Notwithstanding the enthusiasm, as Ben Thompson notes in Stratechery, the agentic web has challenges. Thompson noted a typical example: if Google sends AI agents to websites instead of people, that largely breaks the internet’s ad-supported model.
The impacts could vary across industries. Agents may not be a problem for companies that sell goods or services on the internet. For example, take a look at DoorDash or Ticketmaster. These companies are embracing agents as a new platform to reach customers. However, the same can’t be said for publishers now fighting with AI agents for eyeballs. Google seems to want to defy this; hence, the coming of a more infused Google AI Search.

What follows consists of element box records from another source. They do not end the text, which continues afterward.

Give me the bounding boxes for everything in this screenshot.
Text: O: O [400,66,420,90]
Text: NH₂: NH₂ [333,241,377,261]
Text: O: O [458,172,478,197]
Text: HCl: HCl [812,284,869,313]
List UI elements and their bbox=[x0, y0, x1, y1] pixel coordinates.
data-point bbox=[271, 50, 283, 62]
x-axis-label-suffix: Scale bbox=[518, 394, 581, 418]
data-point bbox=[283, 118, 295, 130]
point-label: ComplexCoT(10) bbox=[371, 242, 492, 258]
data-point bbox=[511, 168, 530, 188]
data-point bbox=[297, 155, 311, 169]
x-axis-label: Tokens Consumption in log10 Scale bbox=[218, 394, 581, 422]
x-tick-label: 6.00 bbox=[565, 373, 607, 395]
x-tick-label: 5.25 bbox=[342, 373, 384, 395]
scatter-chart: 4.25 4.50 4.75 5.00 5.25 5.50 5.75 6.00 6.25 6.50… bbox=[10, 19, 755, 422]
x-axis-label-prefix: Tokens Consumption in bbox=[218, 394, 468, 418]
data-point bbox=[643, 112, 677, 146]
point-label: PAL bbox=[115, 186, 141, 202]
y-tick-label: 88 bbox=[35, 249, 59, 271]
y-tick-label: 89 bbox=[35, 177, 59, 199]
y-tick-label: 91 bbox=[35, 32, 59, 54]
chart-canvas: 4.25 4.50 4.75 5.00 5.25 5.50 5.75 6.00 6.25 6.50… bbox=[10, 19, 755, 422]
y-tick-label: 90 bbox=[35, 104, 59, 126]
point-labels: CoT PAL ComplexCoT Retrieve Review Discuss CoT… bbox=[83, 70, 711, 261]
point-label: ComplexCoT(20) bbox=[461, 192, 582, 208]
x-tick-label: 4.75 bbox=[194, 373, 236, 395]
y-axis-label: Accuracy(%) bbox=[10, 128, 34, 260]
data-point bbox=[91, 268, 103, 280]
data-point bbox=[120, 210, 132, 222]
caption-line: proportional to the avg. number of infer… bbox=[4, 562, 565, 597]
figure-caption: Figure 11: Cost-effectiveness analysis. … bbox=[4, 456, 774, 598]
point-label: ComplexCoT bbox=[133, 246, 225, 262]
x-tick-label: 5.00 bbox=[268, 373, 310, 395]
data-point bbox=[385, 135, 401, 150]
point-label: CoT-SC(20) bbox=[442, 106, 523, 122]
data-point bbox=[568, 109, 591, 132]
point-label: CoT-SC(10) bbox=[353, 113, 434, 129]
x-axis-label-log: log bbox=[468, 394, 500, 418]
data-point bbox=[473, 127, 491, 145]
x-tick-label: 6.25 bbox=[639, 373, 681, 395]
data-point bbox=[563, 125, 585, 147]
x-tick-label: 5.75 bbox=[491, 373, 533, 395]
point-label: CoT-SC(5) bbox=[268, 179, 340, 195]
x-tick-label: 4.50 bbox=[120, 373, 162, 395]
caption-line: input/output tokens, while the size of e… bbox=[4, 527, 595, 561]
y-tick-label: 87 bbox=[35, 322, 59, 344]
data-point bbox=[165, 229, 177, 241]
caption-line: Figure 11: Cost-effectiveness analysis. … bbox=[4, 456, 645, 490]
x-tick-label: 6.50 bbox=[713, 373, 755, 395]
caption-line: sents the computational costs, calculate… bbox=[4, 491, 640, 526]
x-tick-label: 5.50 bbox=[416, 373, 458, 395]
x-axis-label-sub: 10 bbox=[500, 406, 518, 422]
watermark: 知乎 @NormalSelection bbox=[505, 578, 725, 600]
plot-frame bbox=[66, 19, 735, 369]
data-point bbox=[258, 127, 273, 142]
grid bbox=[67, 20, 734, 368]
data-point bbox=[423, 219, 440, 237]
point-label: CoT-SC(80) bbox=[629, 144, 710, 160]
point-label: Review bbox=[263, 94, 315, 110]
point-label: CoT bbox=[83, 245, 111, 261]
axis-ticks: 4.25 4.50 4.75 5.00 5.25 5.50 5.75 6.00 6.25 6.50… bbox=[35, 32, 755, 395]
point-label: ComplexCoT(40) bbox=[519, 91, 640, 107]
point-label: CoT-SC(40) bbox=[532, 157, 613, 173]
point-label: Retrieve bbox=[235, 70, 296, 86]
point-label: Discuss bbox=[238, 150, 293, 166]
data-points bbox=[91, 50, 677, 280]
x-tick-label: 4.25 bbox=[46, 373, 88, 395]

Adoption of AI for a Web Search is Concerning — Communication Leader
During I/O, a Google communications leader said, “Human attention is the only truly finite resource.” Impressively so, the company’s launch of AI agents for Google AI Search aims to give users more of their time back. While that might eventually work, AI summaries of articles may take money away from publishers. Consequently, this will potentially devastate the content creation on which these AI systems depend.
In addition, the lingering problem with AI systems around hallucinations is concerning. These AIs’ tendency to make stuff up and present it as fact is embarrassing, especially after Google’s launch of AI overviews. TechPolyp quoted DeepMind CEO Demis Hassabis as having even raised concerns about the consistency of AI models.
“You can easily, within a few minutes, find some obvious flaws with AI chatbots. This involves some high school math thing it doesn’t solve or some basic game it can’t play. If you’ve learnt, finding those holes in the AI system is not very difficult. Thus, someone to be called AGI would need to be much more consistent across the board.
Above all, the result of hallucinations could be far-reaching. This could touch on widespread misinformation or distrust of information they encounter online. Unfortunately, this misinformation could extend to other users, too.